The biggest disadvantage of obsidian blades as compared to metal blades is their brittleness, which limits the surgical applications for obsidian blades to a number of specialized usages where brittleness is not an issue.
Snowflake obsidian is used to carve this pig, which is 10 centimeters (4 inches) in length. Spherulites are the marks on the skin.
Obsidian is also utilized as a decorative stone and as a gemstone in some cultures.
Because of the way it is sliced, it has a distinct appearance depending on which direction you cut it: one direction is jet black, while the other is gleaming grey.
"Apache tears" are little circular obsidian nuggets that are commonly found embedded inside a grayish-white perlite matrix.
The video provided above is on Reddit. Check some of the comments below.
"Fun fact. I was touring South America and travelled to a volcanic crater with a lagoon about 20 years ago. I saw some small round black rocks and thought, “neat, obsidian!”
I picked one up and it squished between my fingers. I looked up as some sheep trotted by.

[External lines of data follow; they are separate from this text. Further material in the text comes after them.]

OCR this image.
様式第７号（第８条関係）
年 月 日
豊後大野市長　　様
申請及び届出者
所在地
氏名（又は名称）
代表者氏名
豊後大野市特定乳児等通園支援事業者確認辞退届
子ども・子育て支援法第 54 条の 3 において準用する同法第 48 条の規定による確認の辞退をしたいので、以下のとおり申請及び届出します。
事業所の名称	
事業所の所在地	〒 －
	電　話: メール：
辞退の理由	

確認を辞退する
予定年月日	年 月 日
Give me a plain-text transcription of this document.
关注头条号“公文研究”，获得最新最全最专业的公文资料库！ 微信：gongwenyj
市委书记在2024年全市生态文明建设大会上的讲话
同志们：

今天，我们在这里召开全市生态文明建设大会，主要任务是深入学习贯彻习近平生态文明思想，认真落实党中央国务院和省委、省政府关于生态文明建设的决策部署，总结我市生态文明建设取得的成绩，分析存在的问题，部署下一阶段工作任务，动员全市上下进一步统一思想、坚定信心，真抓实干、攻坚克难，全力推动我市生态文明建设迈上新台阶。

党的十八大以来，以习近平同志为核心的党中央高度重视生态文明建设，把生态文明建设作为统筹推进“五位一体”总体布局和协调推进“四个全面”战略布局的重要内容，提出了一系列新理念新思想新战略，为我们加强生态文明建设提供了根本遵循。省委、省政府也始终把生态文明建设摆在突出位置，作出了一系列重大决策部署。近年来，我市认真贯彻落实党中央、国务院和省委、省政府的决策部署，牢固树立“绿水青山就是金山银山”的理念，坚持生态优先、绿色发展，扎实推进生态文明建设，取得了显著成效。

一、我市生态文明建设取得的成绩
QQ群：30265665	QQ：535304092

It was not, in fact, obsidian."
_NWmba
"I came across an obsidian boulder about 4 feet tall, 4 feet wide, 6 feet long doing my archaeology dissertation field work. It was pretty impressive. Typically very difficult to find as obsidian degrades by hydration fractures relatively quickly (in geological terms)."
_davehunt00
"Whoa! That isseriously impressive, maybe even genuinely awesome. Hydration fractures... does that mean from water ingress that occurs through formed fractures and temperature cycling over time or?"
_Quantum_Tangled
Conclusion
Since the 1970s, obsidian has been used to create plinths for audio turntables, such as the grayish-black SH-10B3 plinth from Technics.